Outras faces da linguagem cotidiana desafiam a racionalidade.
Recorrendo mais uma vez ao dicionário Michaelis, encontraremos para ‘melhor’ – adj(lat meliore) 1 Comparativo irregular de bom, que é mais bom. 2 Superior a outro em bondade ou em qualidade. 3 fam Menos mal de saúde ou de situação. sm 1 Aquele ou aquilo que é preferível, que tem melhor qualidade que qualquer outra coisa. 2 Aquilo que é sensato ou acertado. adv 1 Mais bem. 2 De modo mais perfeito. 3 Com mais justiça ou verdade. 4 Com mais apreço. interj Designativa de indiferença ou de satisfação pela cessação de qualquer dúvida, importunação etc., ou por não ter efeito qualquer coisa; tanto melhor, preferivelmente. Levar a melhor: ter vantagem; sair vencedor. No melhor da festa: na melhor ocasião; quando menos se esperava. Quanto pior, melhor: forma de admitir que uma situação tensa se resolva.
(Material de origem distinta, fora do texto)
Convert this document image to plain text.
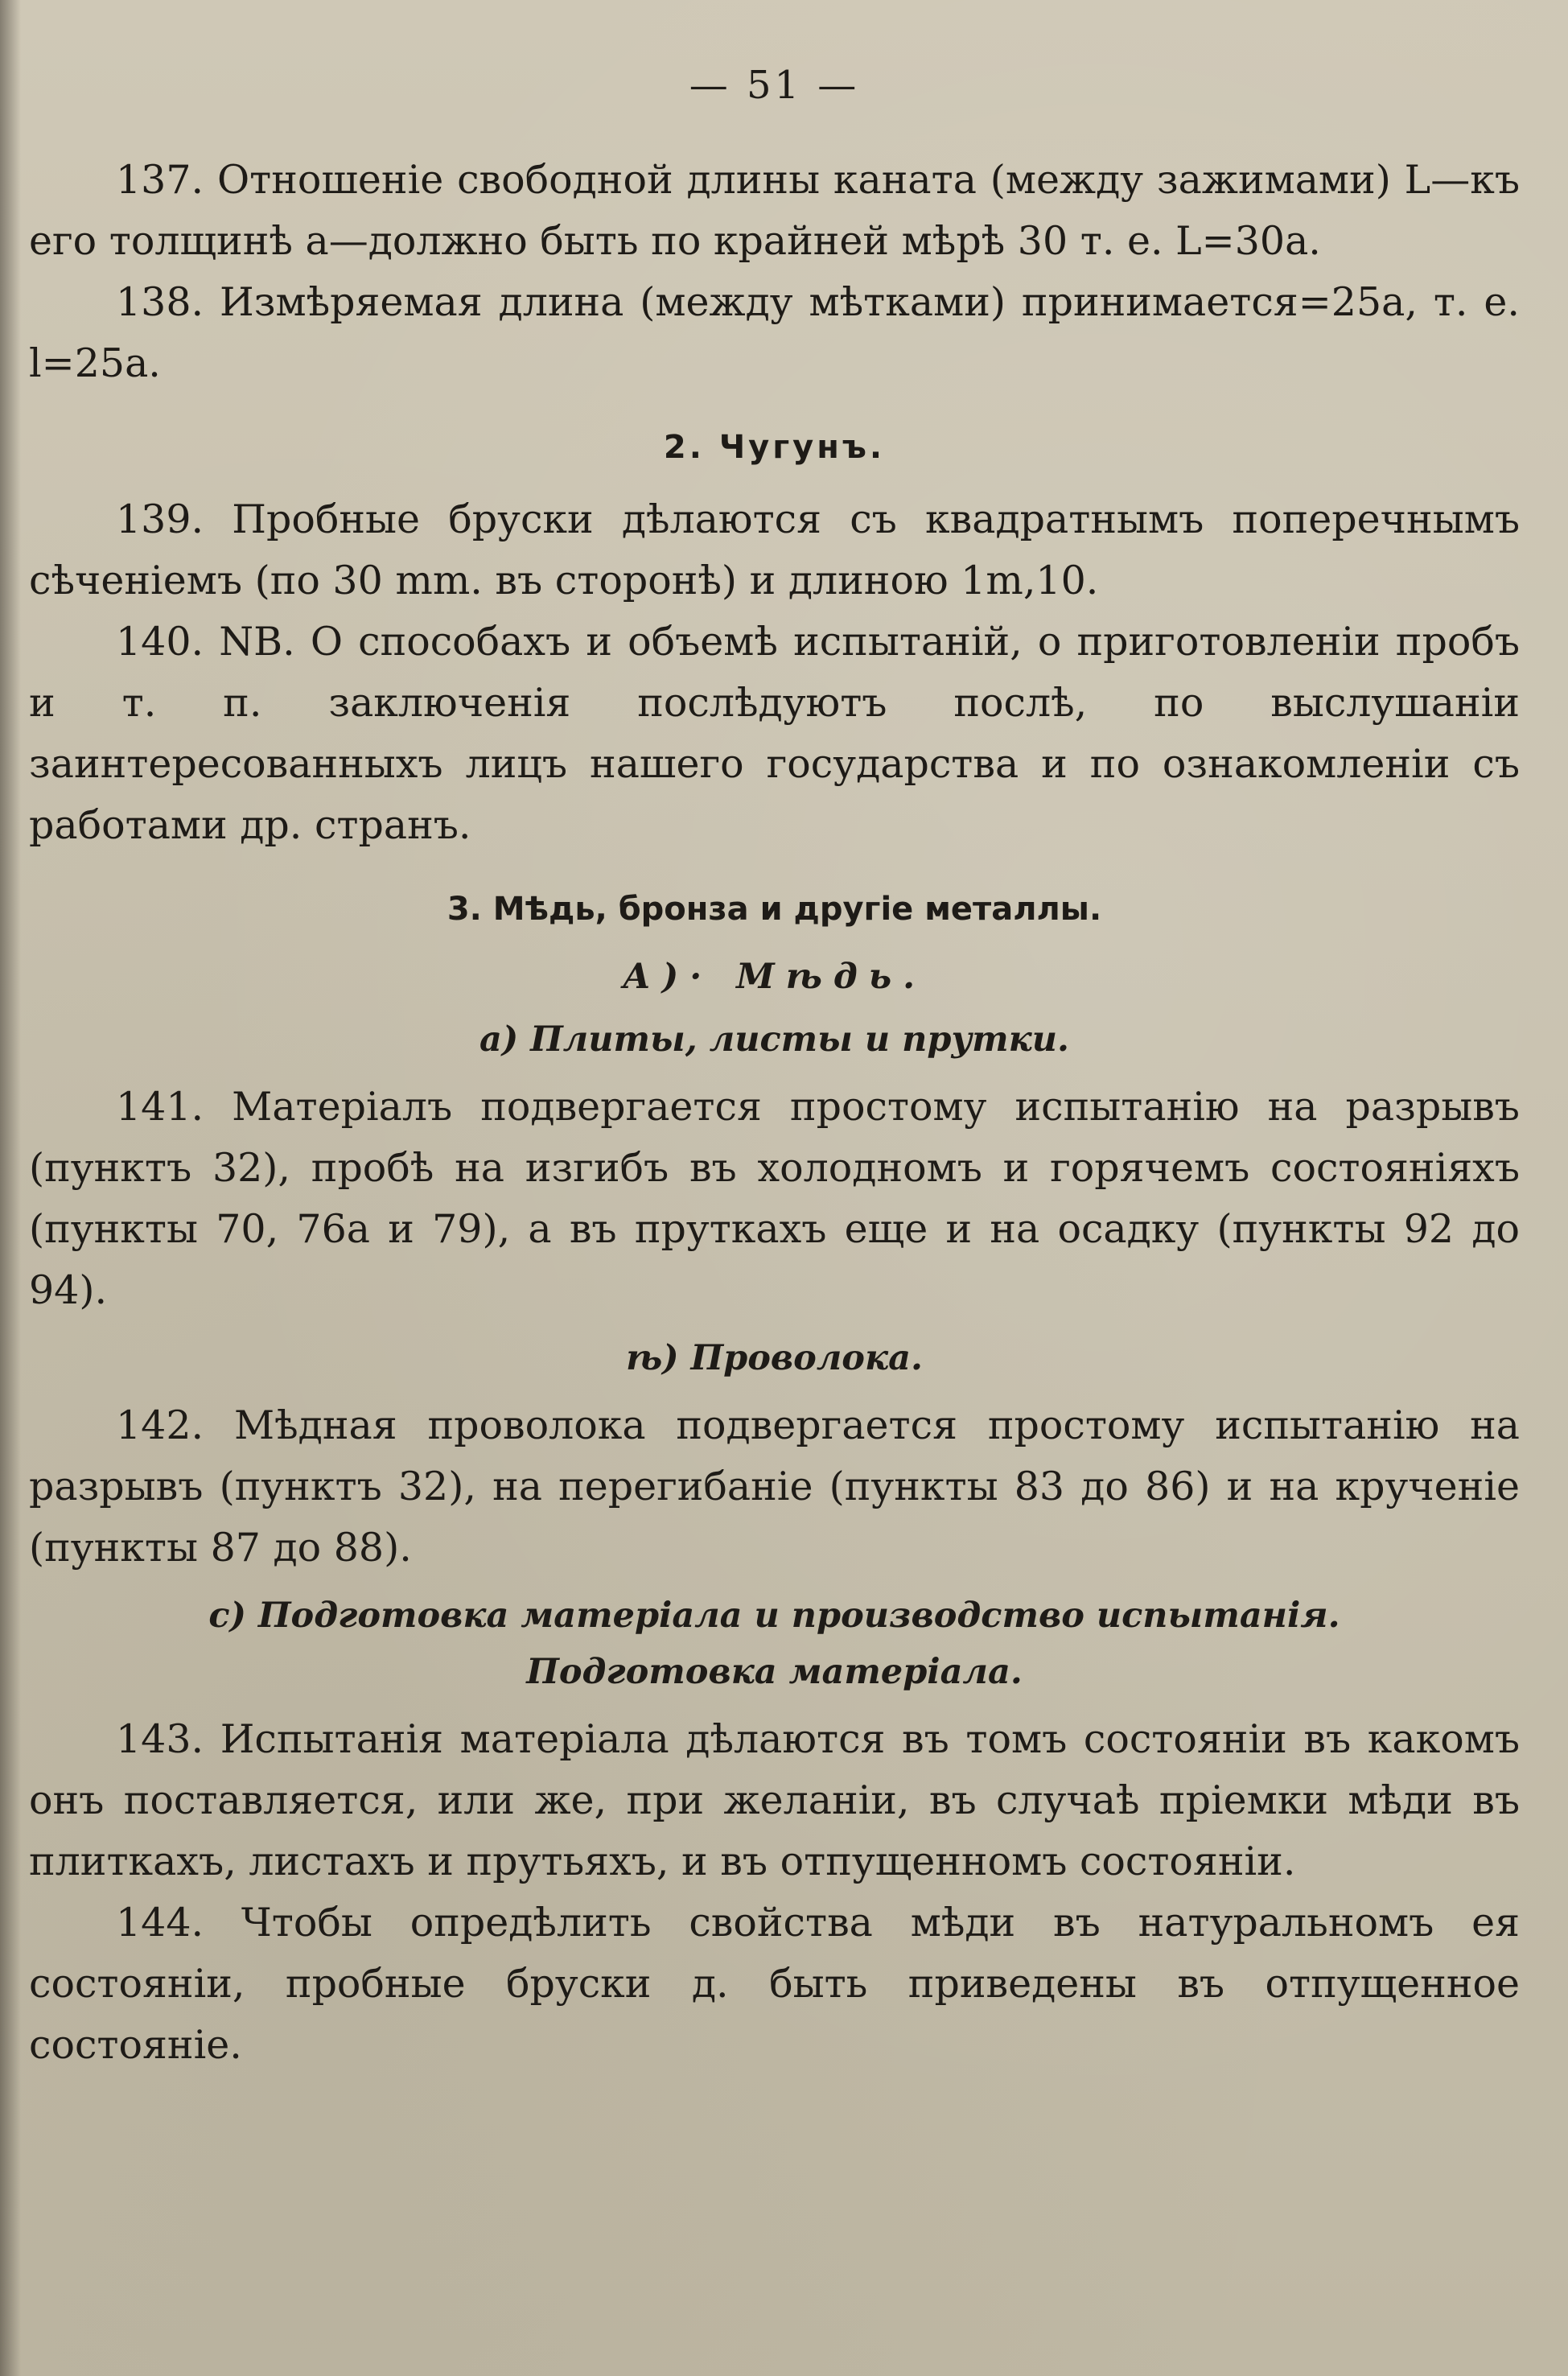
— 51 —

137. Отношеніе свободной длины каната (между зажимами) L—къ его толщинѣ a—должно быть по крайней мѣрѣ 30 т. е. L=30a.

138. Измѣряемая длина (между мѣтками) принимается=25a, т. е. l=25a.

2. Чугунъ.

139. Пробные бруски дѣлаются съ квадратнымъ поперечнымъ сѣченіемъ (по 30 mm. въ сторонѣ) и длиною 1m,10.

140. NB. О способахъ и объемѣ испытаній, о приготовленіи пробъ и т. п. заключенія послѣдуютъ послѣ, по выслушаніи заинтересованныхъ лицъ нашего государства и по ознакомленіи съ работами др. странъ.

3. Мѣдь, бронза и другіе металлы.
А)· Мѣдь.
a) Плиты, листы и прутки.

141. Матеріалъ подвергается простому испытанію на разрывъ (пунктъ 32), пробѣ на изгибъ въ холодномъ и горячемъ состояніяхъ (пункты 70, 76a и 79), а въ пруткахъ еще и на осадку (пункты 92 до 94).

ѣ) Проволока.

142. Мѣдная проволока подвергается простому испытанію на разрывъ (пунктъ 32), на перегибаніе (пункты 83 до 86) и на крученіе (пункты 87 до 88).

c) Подготовка матеріала и производство испытанія.
Подготовка матеріала.

143. Испытанія матеріала дѣлаются въ томъ состояніи въ какомъ онъ поставляется, или же, при желаніи, въ случаѣ пріемки мѣди въ плиткахъ, листахъ и прутьяхъ, и въ отпущенномъ состояніи.

144. Чтобы опредѣлить свойства мѣди въ натуральномъ ея состояніи, пробные бруски д. быть приведены въ отпущенное состояніе.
Em situação oposta, as fontes registram: pior - adj m+f (lat peiore) Comparativo irregular de mau: Foi pior a emenda que o soneto. sm 1 Aquele ou aquilo que, sob determinado aspecto, é inferior a tudo mais: O pior ainda não foi revelado. Advérbio comparativo irregular de mal; mais mal; de modo mais imperfeito: Ontem melhorei, mas hoje estou muito pior. Antôn: melhor. Ir de mal a pior: piorar cada vez mais.
Referendado tão-somente na coerência, temos procurado entender as razões, se é que as há, que levam, particularmente a quem professa a linguagem trivial, ao estranho uso do ‘pior’. Aludimos a colocações tais como: Ganhei um skate novo, pior, como eu queria. (conforme, de acordo) | A galera do fundo não estudou, e o pior, todos foram aprovados. (mas, contudo)| Hoje sairemos às dez! - afirmou Marina - Pior! - expressou-se Paulinho – (que bom, ainda bem)|. Ganhe grátis, ou pior, ganhe inteiramente grátis.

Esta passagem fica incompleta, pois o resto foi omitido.